The rose has always been seen as a symbol of love and caring. For that very reason, I have put no copyright on this one. If you feel you would like to send this to somebody as a symbol of your caring for them feel free to do so. It will just be as it is seen on Facebook if you wish a larger version I can of course send.

I have in the past written a blog about the topic of love but it is one of those topics that can be looked at time after time and each time a new aspect can be found and shared.

In each of us, there lies a romantic, for some it might be slightly deeper than for others. I make no further comment on that. What brought me back to the topic was twofold, I saw this rose and could not resist painting it. It looked as if it was standing there with its arms open and welcoming. The other thing was that in my studies I came across an account that moved me. It seemed such a wonderful example of love at its best.

On May 2, 1962, a dramatic advertisement appeared in the San Francisco Examiner

"I do not want my husband to die in the gas chamber for a crime he did not commit. I will, therefore, offer my services for 10 years as a cook, maid, or housekeeper to any leading attorney who will defend him and bring about his vindication." 

One of San Francisco's greatest attorneys, Vincent Hallinan, read or heard about the ad and contacted Gladys Kidd, who had placed it. 

Her husband, Robert Lee Kidd, was about to be tried for the slaying of an elderly antique dealer. Kidd's fingerprints had been found on a bloodstained ornate sword in the victim's shop. During the trial, Hallinan proved that the antique dealer had not been killed by the sword and that Kidd's fingerprints and blood on the sword got there because Kidd had once toyed with it while playfully duelling with a friend when they were both out shopping.

The jury, after 11 hours, found Kidd to be not guilty. Attorney Hallinan refused Gladys Kidd's offer of 10 years' servitude. Love had come to the rescue and Gladys had shown that there was no limit to how far she would go for her love.

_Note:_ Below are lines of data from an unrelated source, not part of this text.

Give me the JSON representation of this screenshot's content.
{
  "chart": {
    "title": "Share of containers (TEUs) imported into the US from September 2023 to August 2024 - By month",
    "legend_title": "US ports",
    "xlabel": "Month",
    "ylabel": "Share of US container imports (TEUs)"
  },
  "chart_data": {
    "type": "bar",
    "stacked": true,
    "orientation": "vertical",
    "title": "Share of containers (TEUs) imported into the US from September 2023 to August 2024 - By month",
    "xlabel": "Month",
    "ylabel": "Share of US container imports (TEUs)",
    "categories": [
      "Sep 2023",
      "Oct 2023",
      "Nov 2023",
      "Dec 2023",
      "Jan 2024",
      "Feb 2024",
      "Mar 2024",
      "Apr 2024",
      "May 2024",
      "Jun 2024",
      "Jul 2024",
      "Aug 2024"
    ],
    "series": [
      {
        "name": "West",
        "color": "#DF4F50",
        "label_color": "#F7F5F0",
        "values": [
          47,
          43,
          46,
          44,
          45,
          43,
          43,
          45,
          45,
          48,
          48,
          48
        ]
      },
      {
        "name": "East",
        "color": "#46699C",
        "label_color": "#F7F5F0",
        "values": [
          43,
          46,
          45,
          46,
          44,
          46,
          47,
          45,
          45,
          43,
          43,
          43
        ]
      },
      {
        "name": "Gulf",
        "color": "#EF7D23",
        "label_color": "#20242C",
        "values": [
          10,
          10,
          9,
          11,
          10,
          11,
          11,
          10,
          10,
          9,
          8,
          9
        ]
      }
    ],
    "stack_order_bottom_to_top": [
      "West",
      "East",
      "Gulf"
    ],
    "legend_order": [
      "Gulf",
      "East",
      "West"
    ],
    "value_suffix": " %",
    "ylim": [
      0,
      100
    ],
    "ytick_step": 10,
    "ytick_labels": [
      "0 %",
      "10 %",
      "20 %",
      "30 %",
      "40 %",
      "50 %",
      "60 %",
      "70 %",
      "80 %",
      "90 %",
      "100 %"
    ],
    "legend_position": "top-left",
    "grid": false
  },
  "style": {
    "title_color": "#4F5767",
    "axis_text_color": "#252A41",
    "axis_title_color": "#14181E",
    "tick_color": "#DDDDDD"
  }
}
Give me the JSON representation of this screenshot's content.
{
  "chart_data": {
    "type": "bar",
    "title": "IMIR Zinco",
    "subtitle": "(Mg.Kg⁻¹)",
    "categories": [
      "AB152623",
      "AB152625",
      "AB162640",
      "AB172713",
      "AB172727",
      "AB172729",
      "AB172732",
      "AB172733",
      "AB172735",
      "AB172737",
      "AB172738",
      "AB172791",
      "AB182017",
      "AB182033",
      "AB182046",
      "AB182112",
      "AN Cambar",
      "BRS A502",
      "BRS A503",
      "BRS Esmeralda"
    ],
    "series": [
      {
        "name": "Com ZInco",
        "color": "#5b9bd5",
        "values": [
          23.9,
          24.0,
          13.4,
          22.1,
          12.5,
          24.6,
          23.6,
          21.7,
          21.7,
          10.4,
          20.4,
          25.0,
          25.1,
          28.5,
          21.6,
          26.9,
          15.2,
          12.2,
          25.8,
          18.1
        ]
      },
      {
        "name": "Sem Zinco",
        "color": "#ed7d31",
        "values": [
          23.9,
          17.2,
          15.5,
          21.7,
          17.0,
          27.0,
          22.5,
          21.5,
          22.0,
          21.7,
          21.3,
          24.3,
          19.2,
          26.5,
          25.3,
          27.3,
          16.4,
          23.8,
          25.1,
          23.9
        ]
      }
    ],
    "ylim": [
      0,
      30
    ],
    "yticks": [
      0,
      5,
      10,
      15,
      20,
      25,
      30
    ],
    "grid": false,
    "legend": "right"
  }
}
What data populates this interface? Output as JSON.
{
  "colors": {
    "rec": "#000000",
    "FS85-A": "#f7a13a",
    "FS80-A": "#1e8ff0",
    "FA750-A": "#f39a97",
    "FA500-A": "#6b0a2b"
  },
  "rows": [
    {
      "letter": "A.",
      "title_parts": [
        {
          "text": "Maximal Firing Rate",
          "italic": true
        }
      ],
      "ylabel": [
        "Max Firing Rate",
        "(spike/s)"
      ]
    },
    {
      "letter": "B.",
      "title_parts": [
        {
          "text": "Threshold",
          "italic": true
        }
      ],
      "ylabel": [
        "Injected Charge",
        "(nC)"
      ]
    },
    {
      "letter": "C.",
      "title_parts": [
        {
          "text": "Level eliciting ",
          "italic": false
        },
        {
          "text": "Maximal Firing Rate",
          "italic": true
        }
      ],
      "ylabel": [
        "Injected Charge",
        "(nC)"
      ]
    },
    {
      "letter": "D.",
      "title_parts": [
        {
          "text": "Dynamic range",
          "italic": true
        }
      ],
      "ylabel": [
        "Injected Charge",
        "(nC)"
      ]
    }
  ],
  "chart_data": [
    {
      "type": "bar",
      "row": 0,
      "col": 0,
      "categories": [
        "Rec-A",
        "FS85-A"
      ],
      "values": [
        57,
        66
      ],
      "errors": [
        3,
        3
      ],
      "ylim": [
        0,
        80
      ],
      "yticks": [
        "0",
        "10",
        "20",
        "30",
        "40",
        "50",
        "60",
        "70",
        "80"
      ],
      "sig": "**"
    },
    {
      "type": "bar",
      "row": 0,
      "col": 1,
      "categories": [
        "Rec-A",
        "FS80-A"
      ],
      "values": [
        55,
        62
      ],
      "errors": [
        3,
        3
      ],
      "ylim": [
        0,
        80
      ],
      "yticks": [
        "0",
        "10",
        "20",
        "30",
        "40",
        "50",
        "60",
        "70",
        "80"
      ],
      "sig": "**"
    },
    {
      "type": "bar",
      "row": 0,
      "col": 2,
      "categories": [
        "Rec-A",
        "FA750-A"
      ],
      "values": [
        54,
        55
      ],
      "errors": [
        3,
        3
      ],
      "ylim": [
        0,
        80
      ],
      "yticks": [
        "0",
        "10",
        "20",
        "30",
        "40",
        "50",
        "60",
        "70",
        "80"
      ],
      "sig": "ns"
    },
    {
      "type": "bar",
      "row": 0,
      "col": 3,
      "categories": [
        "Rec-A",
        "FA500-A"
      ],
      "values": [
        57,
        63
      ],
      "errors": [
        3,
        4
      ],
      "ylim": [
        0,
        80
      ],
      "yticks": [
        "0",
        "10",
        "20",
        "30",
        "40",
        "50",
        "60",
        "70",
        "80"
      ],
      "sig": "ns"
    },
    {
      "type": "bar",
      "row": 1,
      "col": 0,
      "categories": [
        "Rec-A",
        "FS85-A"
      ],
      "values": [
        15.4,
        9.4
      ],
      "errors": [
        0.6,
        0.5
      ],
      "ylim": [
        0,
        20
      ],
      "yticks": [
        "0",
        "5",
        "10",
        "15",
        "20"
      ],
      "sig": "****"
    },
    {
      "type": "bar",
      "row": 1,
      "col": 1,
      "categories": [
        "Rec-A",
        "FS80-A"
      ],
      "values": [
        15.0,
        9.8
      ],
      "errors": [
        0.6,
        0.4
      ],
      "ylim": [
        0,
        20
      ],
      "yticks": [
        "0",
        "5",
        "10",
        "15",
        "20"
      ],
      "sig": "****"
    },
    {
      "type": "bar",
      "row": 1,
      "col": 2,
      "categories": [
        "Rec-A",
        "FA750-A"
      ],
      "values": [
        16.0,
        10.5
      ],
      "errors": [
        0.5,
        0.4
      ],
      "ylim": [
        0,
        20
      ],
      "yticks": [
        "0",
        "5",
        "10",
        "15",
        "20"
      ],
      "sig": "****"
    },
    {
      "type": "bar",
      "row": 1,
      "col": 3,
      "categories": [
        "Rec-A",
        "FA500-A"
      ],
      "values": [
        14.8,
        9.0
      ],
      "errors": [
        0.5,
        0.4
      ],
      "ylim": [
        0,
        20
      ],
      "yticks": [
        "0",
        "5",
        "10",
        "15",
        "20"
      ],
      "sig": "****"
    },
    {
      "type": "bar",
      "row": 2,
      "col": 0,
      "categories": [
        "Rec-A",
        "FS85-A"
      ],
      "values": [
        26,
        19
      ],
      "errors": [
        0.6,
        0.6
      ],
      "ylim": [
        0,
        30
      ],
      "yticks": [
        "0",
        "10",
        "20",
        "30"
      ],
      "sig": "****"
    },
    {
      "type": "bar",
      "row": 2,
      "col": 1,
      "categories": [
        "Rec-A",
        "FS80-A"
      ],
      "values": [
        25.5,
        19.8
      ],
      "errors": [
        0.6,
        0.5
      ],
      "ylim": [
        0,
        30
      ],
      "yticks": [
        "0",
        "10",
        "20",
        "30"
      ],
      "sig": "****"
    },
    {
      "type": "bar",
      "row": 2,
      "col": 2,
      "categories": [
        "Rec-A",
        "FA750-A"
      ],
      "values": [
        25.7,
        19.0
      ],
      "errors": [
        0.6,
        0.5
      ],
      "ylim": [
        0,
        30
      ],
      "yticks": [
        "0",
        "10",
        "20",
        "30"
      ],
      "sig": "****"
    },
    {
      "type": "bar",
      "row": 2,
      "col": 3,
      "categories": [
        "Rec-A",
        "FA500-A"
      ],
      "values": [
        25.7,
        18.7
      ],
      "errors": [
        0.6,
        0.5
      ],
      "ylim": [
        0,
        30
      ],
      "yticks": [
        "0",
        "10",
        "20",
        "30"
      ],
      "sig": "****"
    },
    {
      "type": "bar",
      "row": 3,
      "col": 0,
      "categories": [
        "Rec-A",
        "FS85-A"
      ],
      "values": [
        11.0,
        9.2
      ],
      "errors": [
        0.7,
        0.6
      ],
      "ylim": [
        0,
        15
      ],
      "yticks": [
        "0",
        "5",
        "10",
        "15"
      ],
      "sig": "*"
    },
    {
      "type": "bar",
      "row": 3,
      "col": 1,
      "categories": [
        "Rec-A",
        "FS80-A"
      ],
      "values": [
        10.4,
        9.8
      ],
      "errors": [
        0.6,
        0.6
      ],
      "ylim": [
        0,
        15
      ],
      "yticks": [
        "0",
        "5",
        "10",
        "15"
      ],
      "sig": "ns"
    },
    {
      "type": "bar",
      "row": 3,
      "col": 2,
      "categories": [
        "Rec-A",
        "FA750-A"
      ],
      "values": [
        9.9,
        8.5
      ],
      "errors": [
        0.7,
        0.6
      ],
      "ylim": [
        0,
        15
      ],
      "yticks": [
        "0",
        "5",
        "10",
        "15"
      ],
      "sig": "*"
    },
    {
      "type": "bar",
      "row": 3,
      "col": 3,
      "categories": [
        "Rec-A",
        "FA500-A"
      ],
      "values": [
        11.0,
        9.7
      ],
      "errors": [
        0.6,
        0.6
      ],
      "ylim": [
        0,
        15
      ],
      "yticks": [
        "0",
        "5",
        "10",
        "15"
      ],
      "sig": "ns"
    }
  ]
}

You can see them regularly on caravan sites at this time of the year before we arrive at the high season and the sites become very busy and much noisier. 

Or on the porches of the old folks' homes, an old man with snow-white hair, a little hard of hearing, reading the newspaper through a magnifying glass, an old woman in a shapeless dress, her knuckles gnarled by arthritis, wearing sandals to ease her aching arches. They are holding hands, and in a little while they will totter off to take a nap, and then she will cook supper, not a very good supper and they will watch television, each knowing exactly what the other is thinking until it is time for bed. 

They may even have a good, soul-stirring argument, just to prove that they still really care. And through the night they will snore unabashedly, each resting content because the other is there. They are in love, they have always been in love, although sometimes they would have denied it. 

And because they have been in love they have survived everything that life could throw at them, even their own failures.

For as it is written. There are three things, faith, hope and love. But the greatest of these is love.

Have a love filled day. And go on share my rose.